Tito telah berulang kali disebut 'diktator' pada 1990-an oleh politisi dan komentator Barat.

Saddam Hussein, orang kuat Irak, tidak diragukan lagi lebih kejam dari Tito dan Milosevic dan lebih terobsesi dengan kepribadian dipuja.

Lazim untuk ketiganya adalah peran pribadi mereka sebagai sekutu atau favorit 'anak-jalang' Barat selama Barat membutuhkan mereka untuk memainkan peran yang kompatibel dengan kepentingan mereka sendiri.

e. Negara-negara yang terletak di kegagalan budaya dengan sejarah-makro dengan intervensi asing dan penghinaan serta keinginan untuk tampil kuat

Antara Yugoslavia dan Irak telah dilanda oleh perang dan kehancuran, pasukan asing dan negara besar berusaha untuk menempati, membagi dan memerintah mereka.
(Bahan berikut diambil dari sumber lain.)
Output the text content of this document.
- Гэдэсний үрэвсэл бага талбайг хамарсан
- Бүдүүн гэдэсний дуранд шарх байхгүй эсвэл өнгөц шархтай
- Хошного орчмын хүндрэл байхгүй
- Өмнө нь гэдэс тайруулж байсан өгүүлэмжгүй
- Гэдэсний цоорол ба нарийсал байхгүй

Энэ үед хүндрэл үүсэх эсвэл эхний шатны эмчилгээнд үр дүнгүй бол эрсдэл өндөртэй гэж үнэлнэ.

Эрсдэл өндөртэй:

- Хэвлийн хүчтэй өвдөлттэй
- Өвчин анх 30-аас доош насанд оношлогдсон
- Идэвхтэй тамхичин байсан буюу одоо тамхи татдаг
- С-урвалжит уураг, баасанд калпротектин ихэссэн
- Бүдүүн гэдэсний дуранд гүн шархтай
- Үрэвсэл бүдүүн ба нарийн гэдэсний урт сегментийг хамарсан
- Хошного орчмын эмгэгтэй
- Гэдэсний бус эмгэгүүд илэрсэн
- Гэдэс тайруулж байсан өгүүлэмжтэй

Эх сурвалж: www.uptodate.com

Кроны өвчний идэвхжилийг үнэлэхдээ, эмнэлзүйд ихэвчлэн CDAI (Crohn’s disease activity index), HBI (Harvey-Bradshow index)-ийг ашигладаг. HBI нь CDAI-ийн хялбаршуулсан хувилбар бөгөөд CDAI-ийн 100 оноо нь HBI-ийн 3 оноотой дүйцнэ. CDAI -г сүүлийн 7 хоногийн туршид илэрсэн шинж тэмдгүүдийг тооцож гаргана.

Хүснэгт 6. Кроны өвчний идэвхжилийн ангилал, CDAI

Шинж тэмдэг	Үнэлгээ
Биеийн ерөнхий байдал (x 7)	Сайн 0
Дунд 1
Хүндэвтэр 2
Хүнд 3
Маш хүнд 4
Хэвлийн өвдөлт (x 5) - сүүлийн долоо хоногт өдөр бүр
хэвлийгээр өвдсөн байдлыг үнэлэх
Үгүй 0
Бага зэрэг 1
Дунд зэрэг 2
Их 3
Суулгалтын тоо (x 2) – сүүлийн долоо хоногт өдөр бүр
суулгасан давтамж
Keduanya - dan telah berabad-abad - berada di kombinasi peradaban yang gagal, kepentingan strategis negara-negara besar dan perjuangan ideologi.

Warga di kedua negara memiliki banyak senjata dan amunisi yang disimpan di rumah mereka; membuat pertahanan nasional gagal, mereka bisa beralih ke perjuangan pemberontakan- perang gerilya seperti itu hampir tidak ada penghuni yang akan mampu mengendalikan. Dalam doktrin pertahanan mereka, Yugoslavia membuat penggunaan terbaik dari gunung-gunung, Irak Cityscape dan politik bawah tanah.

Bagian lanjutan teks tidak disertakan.